竜胆寺女学院(うち)は規則とか多くて、例年つまらないみたいなんですよねー」

 そんなこと俺に言われてもな。

「となると、お忍びで来るっていうアイドルも……」

「はい、私ですよー」

 ああ、頭が痛くなってきた。落ちた時の頭痛がぶり返したのかな。そんなことはないか。

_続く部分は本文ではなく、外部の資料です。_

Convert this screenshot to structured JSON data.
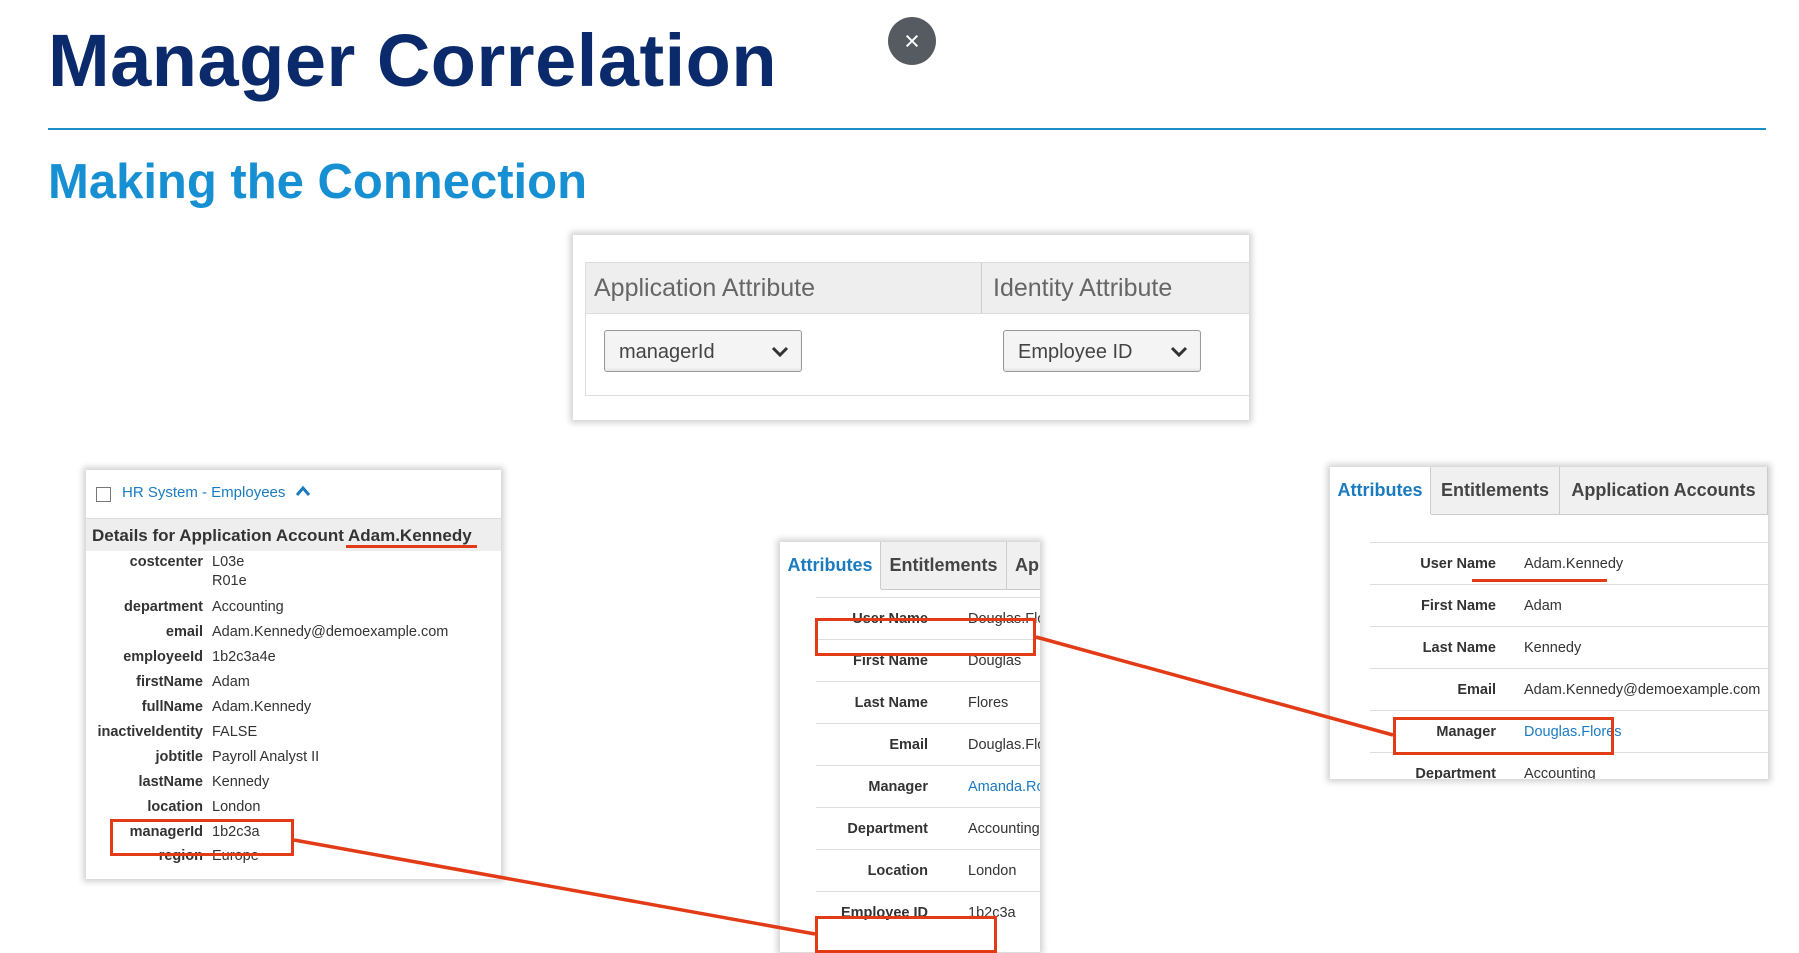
{
  "header": {
    "title": "Manager Correlation",
    "subtitle": "Making the Connection",
    "close_glyph": "×"
  },
  "mapping": {
    "col1": "Application Attribute",
    "col2": "Identity Attribute",
    "app_select": "managerId",
    "identity_select": "Employee ID"
  },
  "hr": {
    "title": "HR System - Employees",
    "details_prefix": "Details for Application Account",
    "account": "Adam.Kennedy",
    "rows": [
      {
        "k": "costcenter",
        "v": "L03e"
      },
      {
        "k": "",
        "v": "R01e"
      },
      {
        "k": "department",
        "v": "Accounting"
      },
      {
        "k": "email",
        "v": "Adam.Kennedy@demoexample.com"
      },
      {
        "k": "employeeId",
        "v": "1b2c3a4e"
      },
      {
        "k": "firstName",
        "v": "Adam"
      },
      {
        "k": "fullName",
        "v": "Adam.Kennedy"
      },
      {
        "k": "inactiveIdentity",
        "v": "FALSE"
      },
      {
        "k": "jobtitle",
        "v": "Payroll Analyst II"
      },
      {
        "k": "lastName",
        "v": "Kennedy"
      },
      {
        "k": "location",
        "v": "London"
      },
      {
        "k": "managerId",
        "v": "1b2c3a"
      },
      {
        "k": "region",
        "v": "Europe"
      }
    ]
  },
  "manager_identity": {
    "tabs": [
      "Attributes",
      "Entitlements",
      "Ap"
    ],
    "rows": [
      {
        "k": "User Name",
        "v": "Douglas.Flores"
      },
      {
        "k": "First Name",
        "v": "Douglas"
      },
      {
        "k": "Last Name",
        "v": "Flores"
      },
      {
        "k": "Email",
        "v": "Douglas.Flores@"
      },
      {
        "k": "Manager",
        "v": "Amanda.Ross"
      },
      {
        "k": "Department",
        "v": "Accounting"
      },
      {
        "k": "Location",
        "v": "London"
      },
      {
        "k": "Employee ID",
        "v": "1b2c3a"
      }
    ]
  },
  "employee_identity": {
    "tabs": [
      "Attributes",
      "Entitlements",
      "Application Accounts"
    ],
    "rows": [
      {
        "k": "User Name",
        "v": "Adam.Kennedy"
      },
      {
        "k": "First Name",
        "v": "Adam"
      },
      {
        "k": "Last Name",
        "v": "Kennedy"
      },
      {
        "k": "Email",
        "v": "Adam.Kennedy@demoexample.com"
      },
      {
        "k": "Manager",
        "v": "Douglas.Flores"
      },
      {
        "k": "Department",
        "v": "Accounting"
      }
    ]
  },
  "colors": {
    "title": "#0b2a6b",
    "accent": "#1690d2",
    "highlight": "#e23b16",
    "link": "#1a7bbf"
  }
}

 しかし、寂しいから、という理由で仕事を休んで付いて来るか? 普通。

「本当、何でだよ……」

「だってぇ、少しでもだーりんと一緒にいたいですしぃ」

「それは嬉しいことだけども、やりすぎだろ」

 ん? よく考えてみれば、実際はそこまで規模は大きくないのかな?

 ……いや、美九が休んだ仕事のことを考えれば、決して小さくはないか。

「くく、よいではないか。その方が愉しくなろう」

「歓迎。いらっしゃいです、美九」

「あ、どうもー」

 着替え終えた耶倶矢と夕弦は、美九に挨拶をした。

 さて、二人が戻ってきたなら、俺も着替えようかな。最近暑くなってきたし、少し汗ばんでんだよな。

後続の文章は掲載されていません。